There are school things.
I'm TAing this semester, the introductory programming course, which is called rather unspecifically "General Computer Science". I'm responsible for a "precept" (discussion section) of bright-eyed and bushy-tailed undergrads who are being taken on a super-fast-paced tour through everything in CS. In Java. Standing in front of a class is not nearly as difficult as I had thought it might be. My students are all really nice and smart and hard-working, and they ask lots of really good questions during class, and the light-speed pace of the class means that none of the material really sinks in enough for them to start asking hard questions.

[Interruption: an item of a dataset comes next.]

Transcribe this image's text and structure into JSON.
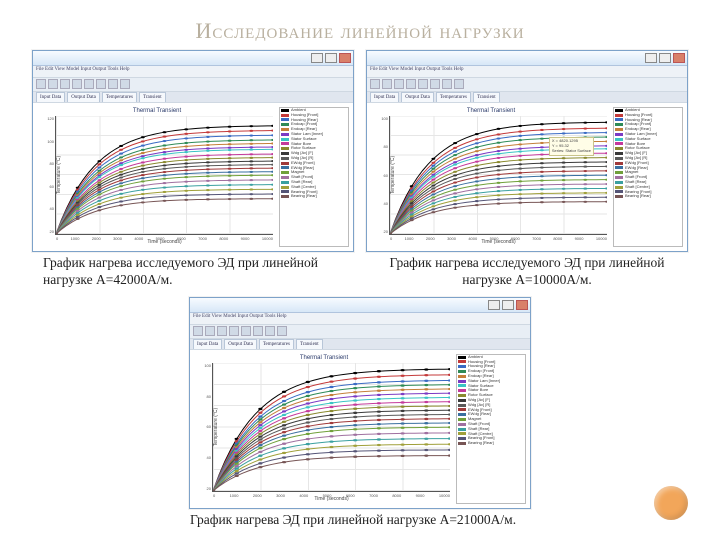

Teaching is taking up almost all of my time.
I'm taking one course, algebraic methods in combinatorics. The mathematicians are startled that so many computer scientists have infiltrated their tower. The book, "Linear Algebra Methods in Combinatorics" is just one check for $30.15 to the University of Chicago away from your doorstep and is really beautiful.
I'm also taking introductory Russian, on the solemn promise to myself that I wouldn't work too hard in it. (Princeton offers neither Hungarian nor Norwegian, and Spanish was full.) I now know how to write my name in Cyrillic (Надя). Learning to write cursive Cyrillic is kind of a mind-bending experience: 't' is written 'm', 'd' is written 'g', that backwards N is written 'u' and pronounced 'i', that sort of thing. I'm recognizing a lot of words that must have been borrowed into Hungarian from Russian. In fact, it's extremely difficult to overcome the urge to speak Hungarian all the time while in Russian class.
But in actuality, I'm doing super-important research. Yeah.

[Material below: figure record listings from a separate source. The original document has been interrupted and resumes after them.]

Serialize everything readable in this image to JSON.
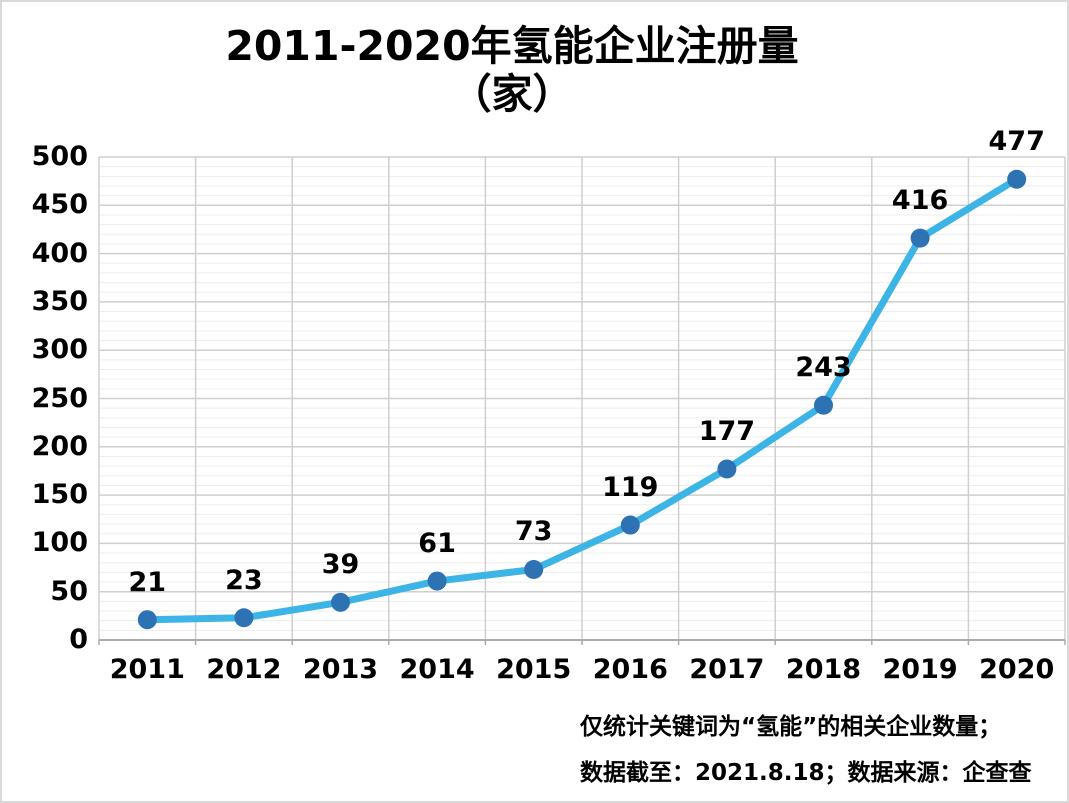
{
  "title": {
    "line1": "2011-2020年氢能企业注册量",
    "line2": "（家）"
  },
  "footnote": {
    "line1": "仅统计关键词为“氢能”的相关企业数量；",
    "line2": "数据截至：2021.8.18；数据来源：企查查"
  },
  "chart_data": {
    "type": "line",
    "title": "2011-2020年氢能企业注册量（家）",
    "categories": [
      "2011",
      "2012",
      "2013",
      "2014",
      "2015",
      "2016",
      "2017",
      "2018",
      "2019",
      "2020"
    ],
    "values": [
      21,
      23,
      39,
      61,
      73,
      119,
      177,
      243,
      416,
      477
    ],
    "xlabel": "",
    "ylabel": "",
    "ylim": [
      0,
      500
    ],
    "yticks": [
      0,
      50,
      100,
      150,
      200,
      250,
      300,
      350,
      400,
      450,
      500
    ],
    "minor_unit": 10,
    "grid": "major-and-minor",
    "legend": "none",
    "data_labels": "above-points",
    "colors": {
      "line": "#3CB4E6",
      "marker": "#2D73B4",
      "grid_major": "#CFCFCF",
      "grid_minor": "#EDEDED",
      "axis": "#ABABAB",
      "text": "#000000",
      "frame_border": "#D9D9D9",
      "background": "#FFFFFF"
    }
  }
}
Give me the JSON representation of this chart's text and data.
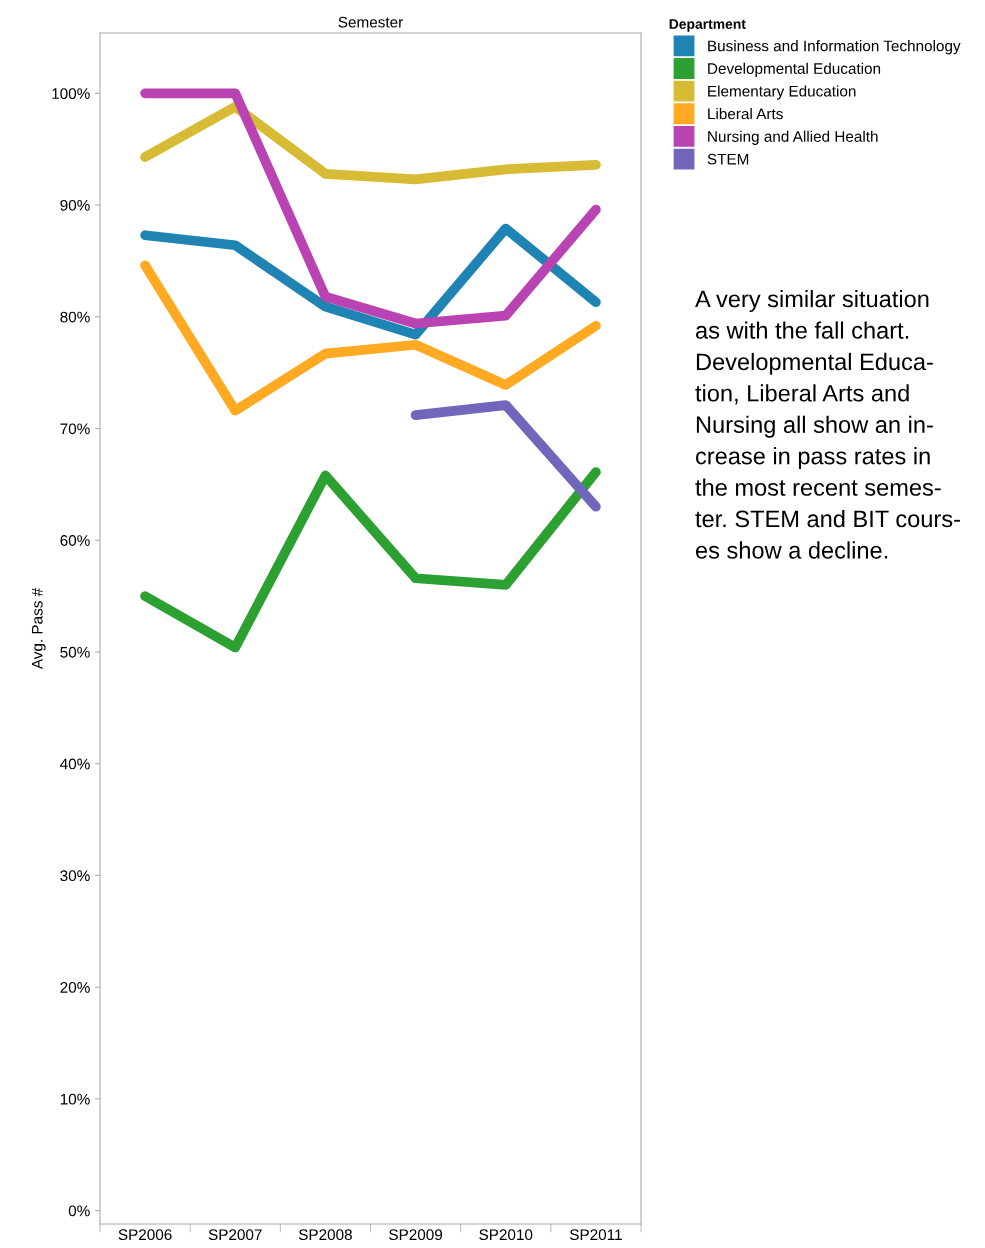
{
  "chart_data": {
    "type": "line",
    "xlabel": "Semester",
    "ylabel": "Avg. Pass #",
    "legend_title": "Department",
    "legend": "top right",
    "categories": [
      "SP2006",
      "SP2007",
      "SP2008",
      "SP2009",
      "SP2010",
      "SP2011"
    ],
    "series": [
      {
        "name": "Business and Information Technology",
        "color": "#1f83b4",
        "values": [
          87.3,
          86.4,
          80.9,
          78.4,
          87.9,
          81.3
        ]
      },
      {
        "name": "Developmental Education",
        "color": "#2ca030",
        "values": [
          55.0,
          50.4,
          65.8,
          56.6,
          56.0,
          66.1
        ]
      },
      {
        "name": "Elementary Education",
        "color": "#d8bb35",
        "values": [
          94.3,
          98.8,
          92.8,
          92.3,
          93.2,
          93.6
        ]
      },
      {
        "name": "Liberal Arts",
        "color": "#ffaa22",
        "values": [
          84.6,
          71.6,
          76.7,
          77.5,
          73.9,
          79.2
        ]
      },
      {
        "name": "Nursing and Allied Health",
        "color": "#ba43b4",
        "values": [
          100,
          100,
          81.8,
          79.4,
          80.1,
          89.6
        ]
      },
      {
        "name": "STEM",
        "color": "#7066bb",
        "values": [
          null,
          null,
          null,
          71.2,
          72.1,
          63.0
        ]
      }
    ],
    "ylim": [
      -1.2,
      105.4
    ],
    "yticks": [
      {
        "value": 0,
        "label": "0%"
      },
      {
        "value": 10,
        "label": "10%"
      },
      {
        "value": 20,
        "label": "20%"
      },
      {
        "value": 30,
        "label": "30%"
      },
      {
        "value": 40,
        "label": "40%"
      },
      {
        "value": 50,
        "label": "50%"
      },
      {
        "value": 60,
        "label": "60%"
      },
      {
        "value": 70,
        "label": "70%"
      },
      {
        "value": 80,
        "label": "80%"
      },
      {
        "value": 90,
        "label": "90%"
      },
      {
        "value": 100,
        "label": "100%"
      }
    ],
    "grid": false,
    "marker": "none",
    "line_style": "solid",
    "annotations": [
      "A very similar situation\nas with the fall chart.\nDevelopmental Educa-\ntion, Liberal Arts and\nNursing all show an in-\ncrease in pass rates in\nthe most recent semes-\nter. STEM and BIT cours-\nes show a decline."
    ]
  }
}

I've started to get regular migraines. This is not pleasant. I've also been sleeping 10, 12, 16 hours a day, which oddly enough becomes as commendable to fellow grad students as sleep deprivation used to be. "Way to just... check out."
Last weekend I cut off about a foot of hair, taking it back to tailbone length. I did this by taking a pair of scissors to a party.
I have my own room in the old graduate college, and for the first time in a year and a half, some actual items of furniture that I own myself. Theoretically, my room could sleep up to six people on soft surfaces, so you should all come visit me.

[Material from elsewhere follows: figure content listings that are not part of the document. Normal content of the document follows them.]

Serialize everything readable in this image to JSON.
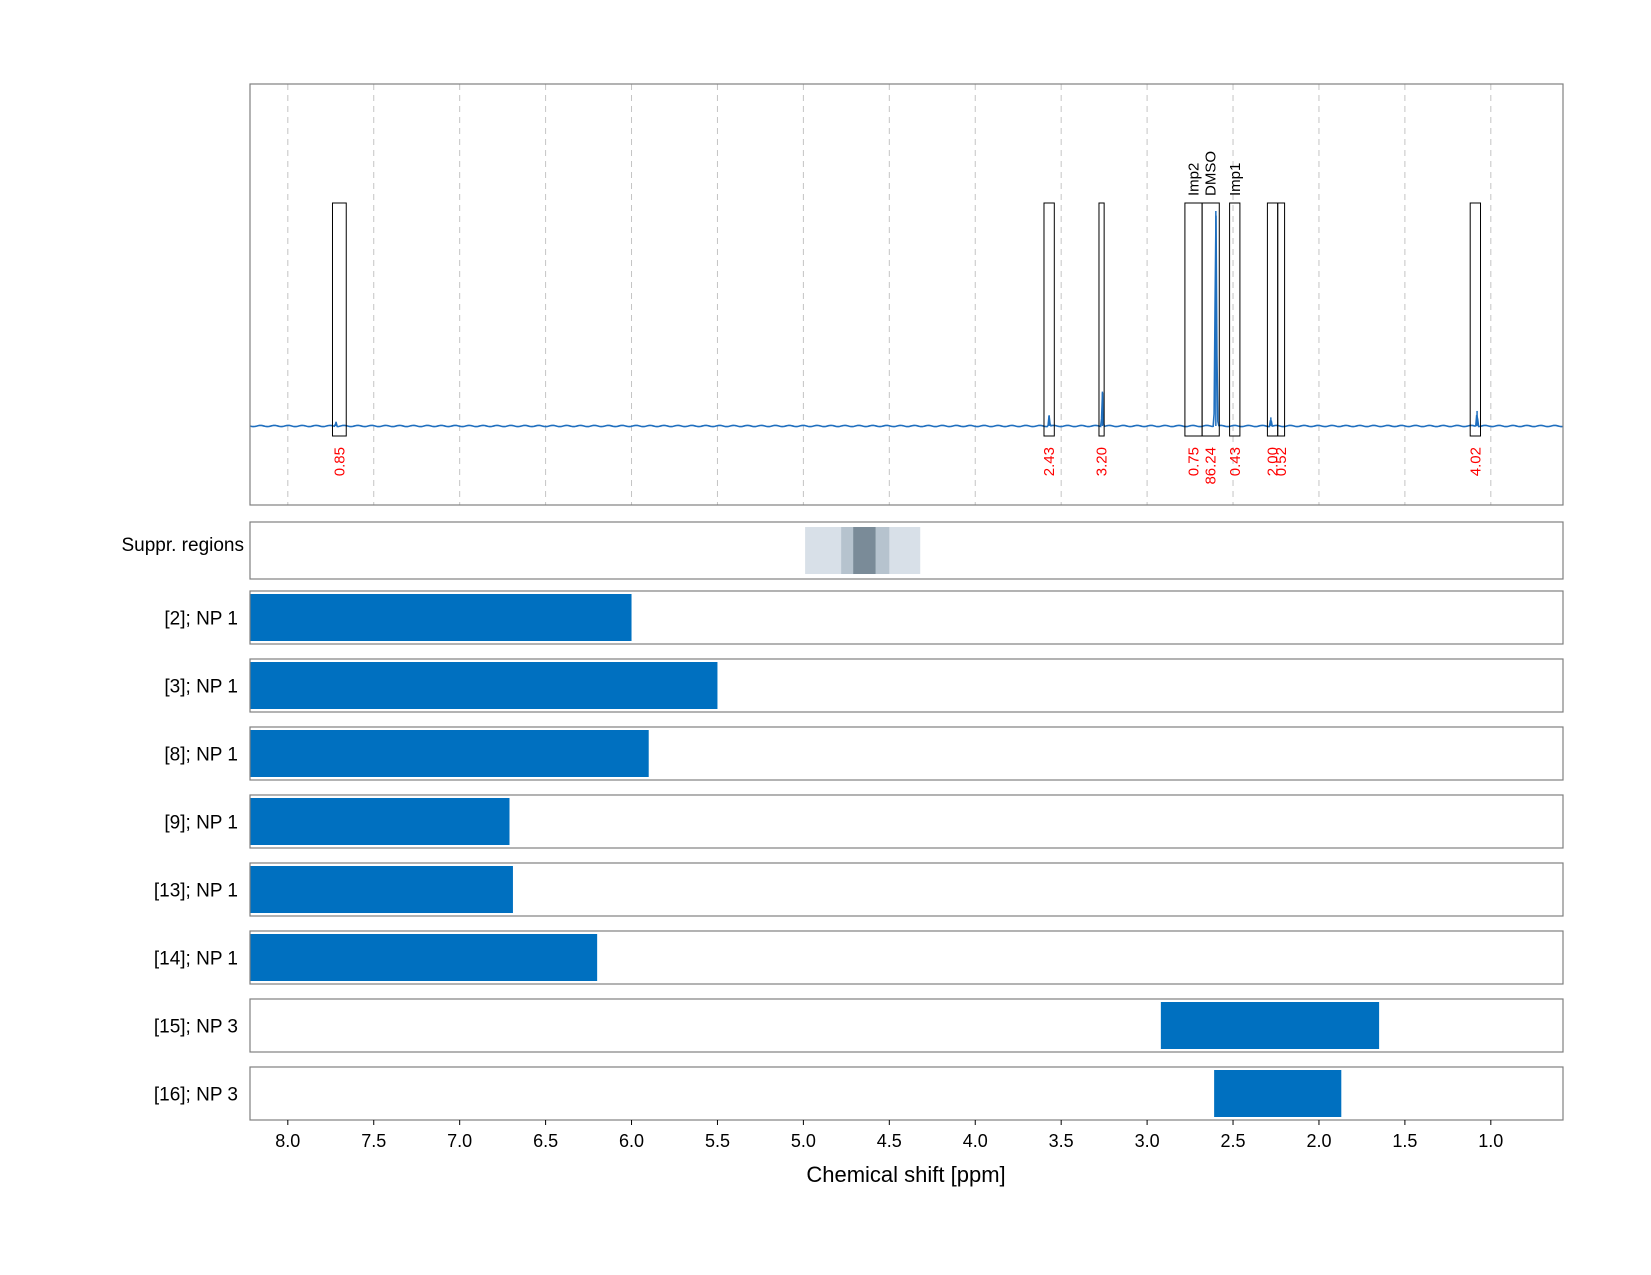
{
  "chart_data": {
    "type": "spectrum",
    "xlabel": "Chemical shift [ppm]",
    "x_reversed": true,
    "xlim": [
      8.22,
      0.58
    ],
    "xticks": [
      "8.0",
      "7.5",
      "7.0",
      "6.5",
      "6.0",
      "5.5",
      "5.0",
      "4.5",
      "4.0",
      "3.5",
      "3.0",
      "2.5",
      "2.0",
      "1.5",
      "1.0"
    ],
    "grid": "vertical dashed",
    "colors": {
      "spectrum": "#1f6fbf",
      "bar": "#0070c0",
      "integral_label": "#ff0000",
      "suppr_light": "#d8e0e8",
      "suppr_mid": "#b6c3ce",
      "suppr_dark": "#7a8b98"
    },
    "spectrum": {
      "baseline": 0,
      "peaks": [
        {
          "x": 7.72,
          "h": 0.02
        },
        {
          "x": 3.57,
          "h": 0.05
        },
        {
          "x": 3.26,
          "h": 0.16
        },
        {
          "x": 2.6,
          "h": 1.0
        },
        {
          "x": 2.28,
          "h": 0.04
        },
        {
          "x": 1.08,
          "h": 0.07
        }
      ]
    },
    "integration_regions": [
      {
        "from": 7.74,
        "to": 7.66,
        "value": "0.85",
        "name": ""
      },
      {
        "from": 3.6,
        "to": 3.54,
        "value": "2.43",
        "name": ""
      },
      {
        "from": 3.28,
        "to": 3.25,
        "value": "3.20",
        "name": ""
      },
      {
        "from": 2.78,
        "to": 2.68,
        "value": "0.75",
        "name": "Imp2"
      },
      {
        "from": 2.68,
        "to": 2.58,
        "value": "86.24",
        "name": "DMSO"
      },
      {
        "from": 2.52,
        "to": 2.46,
        "value": "0.43",
        "name": "Imp1"
      },
      {
        "from": 2.3,
        "to": 2.24,
        "value": "2.00",
        "name": ""
      },
      {
        "from": 2.24,
        "to": 2.2,
        "value": "0.52",
        "name": ""
      },
      {
        "from": 1.12,
        "to": 1.06,
        "value": "4.02",
        "name": ""
      }
    ],
    "suppressed_regions": [
      {
        "from": 4.99,
        "to": 4.32,
        "level": "light"
      },
      {
        "from": 4.78,
        "to": 4.5,
        "level": "mid"
      },
      {
        "from": 4.71,
        "to": 4.58,
        "level": "dark"
      }
    ],
    "suppr_label": "Suppr. regions",
    "rows": [
      {
        "label": "[2]; NP 1",
        "from": 8.22,
        "to": 6.0
      },
      {
        "label": "[3]; NP 1",
        "from": 8.22,
        "to": 5.5
      },
      {
        "label": "[8]; NP 1",
        "from": 8.22,
        "to": 5.9
      },
      {
        "label": "[9]; NP 1",
        "from": 8.22,
        "to": 6.71
      },
      {
        "label": "[13]; NP 1",
        "from": 8.22,
        "to": 6.69
      },
      {
        "label": "[14]; NP 1",
        "from": 8.22,
        "to": 6.2
      },
      {
        "label": "[15]; NP 3",
        "from": 2.92,
        "to": 1.65
      },
      {
        "label": "[16]; NP 3",
        "from": 2.61,
        "to": 1.87
      }
    ]
  }
}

This is Princeton. I live in a castle. My room overlooks the main courtyard and tower.

It's really quite pleasant when the construction isn't going on both sides of my room.
I eat breakfast and dinner every day in Proctor hall, which is really too magnificent for the food that is served in it. Last Thursday our dinner clique dressed up in our nicest clothes for dinner, thoroughly confusing many grad students who had difficulty understanding "just because".

I've been dancing a lot: the international social at Ballroom on Fifth, tango in Central Park, Millennium Hustle, tango in Philadelphia, ballroom lessons on Monday, tango lessons on Thursday. I own more pairs of dancing shoes than I do street shoes.
The weather is slipping gently into fall. It was late summer when I arrived, humid, warm, crickets and cicadas and birds and squirrels blending into a constant hum day and night, one particularly spectacular thunderstorm that took out the power for a good portion of the evening. The near-freezing temperatures that came along with the snowstorm that took out upstate New York last week appear to have quieted the last of the crickets.

The leaves have begun to turn.
When it's sunny it's like a blessing, these absolutely sparkling fall days that are not humid, not warm, not cold, just perfect. We went for a ride along the tow path on one of these.